Should the Electrocardiogram Be Used to Guide Therapy for Patients With Left Bundle-Branch Block and Suspected Myocardial Infarction?

Author Affiliations

Author Affiliations: General Internal Medicine Section, Veterans Affairs Medical Center (Drs Shlipak, Lyons, Go, and Browner), and the Divisions of General Internal Medicine (Drs Shlipak, Lyons, Go, and Browner), Geriatrics (Dr Lyons), and Cardiology (Drs Chou and Evans), Department of Medicine, and the Department of Epidemiology and Biostatistics (Dr Browner), University of California, San Francisco; and the Division of Research, Kaiser Permanente Medical Care Program—Northern California, Oakland (Dr Go).
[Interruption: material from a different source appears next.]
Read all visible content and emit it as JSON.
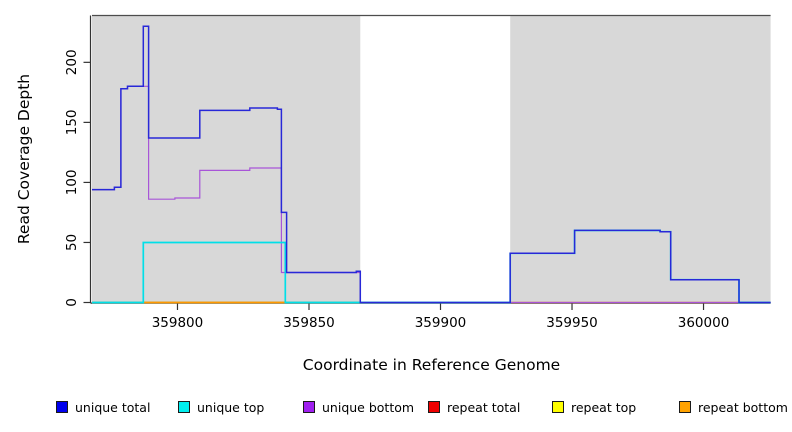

JAMA. 1999;281(8):714-719. doi:10.1001/jama.281.8.714

Context Recently, an algorithm based on the electrocardiogram (ECG) was reported to predict myocardial infarction (MI) in patients with left bundle-branch block (LBBB), but the clinical impact of this testing strategy is unknown.

Objective To determine the diagnostic test characteristics and clinical utility of this ECG algorithm for patients with suspected MI.
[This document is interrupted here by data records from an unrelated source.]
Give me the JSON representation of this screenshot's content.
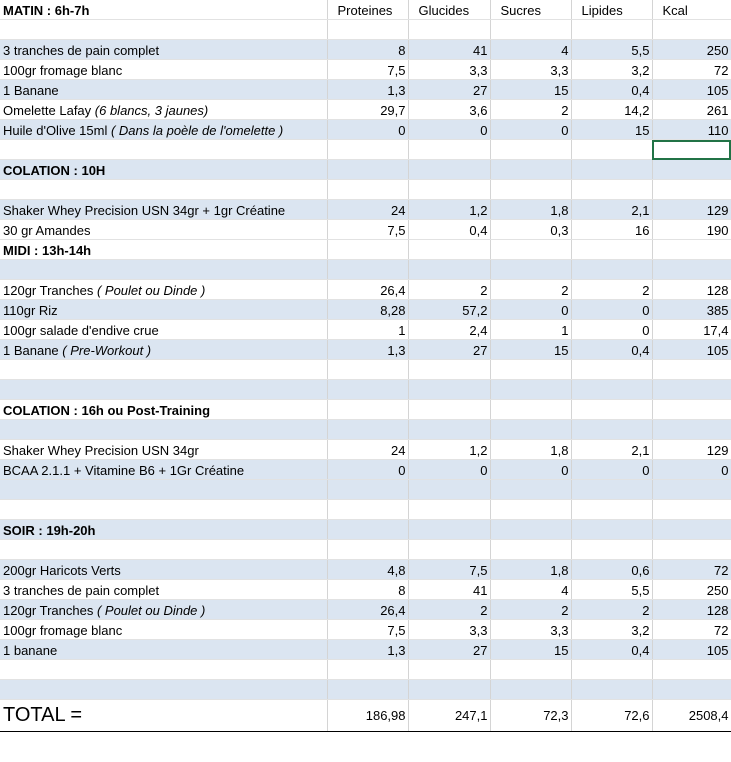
{
  "columns": [
    "Proteines",
    "Glucides",
    "Sucres",
    "Lipides",
    "Kcal"
  ],
  "sections": [
    {
      "title": "MATIN : 6h-7h",
      "rows": [
        {
          "label": "3 tranches de pain complet",
          "note": "",
          "values": [
            "8",
            "41",
            "4",
            "5,5",
            "250"
          ]
        },
        {
          "label": "100gr fromage blanc",
          "note": "",
          "values": [
            "7,5",
            "3,3",
            "3,3",
            "3,2",
            "72"
          ]
        },
        {
          "label": "1 Banane",
          "note": "",
          "values": [
            "1,3",
            "27",
            "15",
            "0,4",
            "105"
          ]
        },
        {
          "label": "Omelette Lafay ",
          "note": "(6 blancs, 3 jaunes)",
          "values": [
            "29,7",
            "3,6",
            "2",
            "14,2",
            "261"
          ]
        },
        {
          "label": "Huile d'Olive 15ml ",
          "note": "( Dans la poèle de l'omelette )",
          "values": [
            "0",
            "0",
            "0",
            "15",
            "110"
          ]
        }
      ]
    },
    {
      "title": "COLATION : 10H",
      "rows": [
        {
          "label": "Shaker Whey Precision USN 34gr + 1gr Créatine",
          "note": "",
          "values": [
            "24",
            "1,2",
            "1,8",
            "2,1",
            "129"
          ]
        },
        {
          "label": "30 gr Amandes",
          "note": "",
          "values": [
            "7,5",
            "0,4",
            "0,3",
            "16",
            "190"
          ]
        }
      ]
    },
    {
      "title": "MIDI : 13h-14h",
      "rows": [
        {
          "label": "120gr Tranches ",
          "note": "( Poulet ou Dinde )",
          "values": [
            "26,4",
            "2",
            "2",
            "2",
            "128"
          ]
        },
        {
          "label": "110gr Riz",
          "note": "",
          "values": [
            "8,28",
            "57,2",
            "0",
            "0",
            "385"
          ]
        },
        {
          "label": "100gr salade d'endive crue",
          "note": "",
          "values": [
            "1",
            "2,4",
            "1",
            "0",
            "17,4"
          ]
        },
        {
          "label": "1 Banane ",
          "note": "( Pre-Workout )",
          "values": [
            "1,3",
            "27",
            "15",
            "0,4",
            "105"
          ]
        }
      ]
    },
    {
      "title": "COLATION : 16h ou Post-Training",
      "rows": [
        {
          "label": "Shaker Whey Precision USN 34gr",
          "note": "",
          "values": [
            "24",
            "1,2",
            "1,8",
            "2,1",
            "129"
          ]
        },
        {
          "label": "BCAA 2.1.1 + Vitamine B6 + 1Gr Créatine",
          "note": "",
          "values": [
            "0",
            "0",
            "0",
            "0",
            "0"
          ]
        }
      ]
    },
    {
      "title": "SOIR : 19h-20h",
      "rows": [
        {
          "label": "200gr Haricots Verts",
          "note": "",
          "values": [
            "4,8",
            "7,5",
            "1,8",
            "0,6",
            "72"
          ]
        },
        {
          "label": "3 tranches de pain complet",
          "note": "",
          "values": [
            "8",
            "41",
            "4",
            "5,5",
            "250"
          ]
        },
        {
          "label": "120gr Tranches ",
          "note": "( Poulet ou Dinde )",
          "values": [
            "26,4",
            "2",
            "2",
            "2",
            "128"
          ]
        },
        {
          "label": "100gr fromage blanc",
          "note": "",
          "values": [
            "7,5",
            "3,3",
            "3,3",
            "3,2",
            "72"
          ]
        },
        {
          "label": "1 banane",
          "note": "",
          "values": [
            "1,3",
            "27",
            "15",
            "0,4",
            "105"
          ]
        }
      ]
    }
  ],
  "total": {
    "label": "TOTAL =",
    "values": [
      "186,98",
      "247,1",
      "72,3",
      "72,6",
      "2508,4"
    ]
  }
}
Design Retrospective cohort study to which an algorithm was applied, followed by decision analysis regarding thrombolysis made with or without the algorithm.

Setting University emergency department, 1994 through 1997.

Patients Eighty-three patients with LBBB who presented 103 times with symptoms suggestive of MI.

Main Outcome Measures Myocardial infarction determined by serial cardiac enzyme analyses and stroke-free survival.

Results Of 9 ECG findings assessed, none effectively distinguished the 30% of patients with MI from those with other diagnoses. The ECG algorithm indicated positive findings in only 3% of presentations and had a sensitivity of 10% (95% confidence interval, 2%-26%). The decision analysis showed that among 1000 patients with LBBB and chest pain, 929 would survive without major stroke if all received thrombolysis compared with 918 if the ECG algorithm was used as a screening test.

Conclusions The ECG is a poor predictor of MI in a community-based cohort of patients with LBBB and acute cardiopulmonary symptoms. Acute thrombolytic therapy should be considered for all patients with LBBB who have symptoms consistent with MI.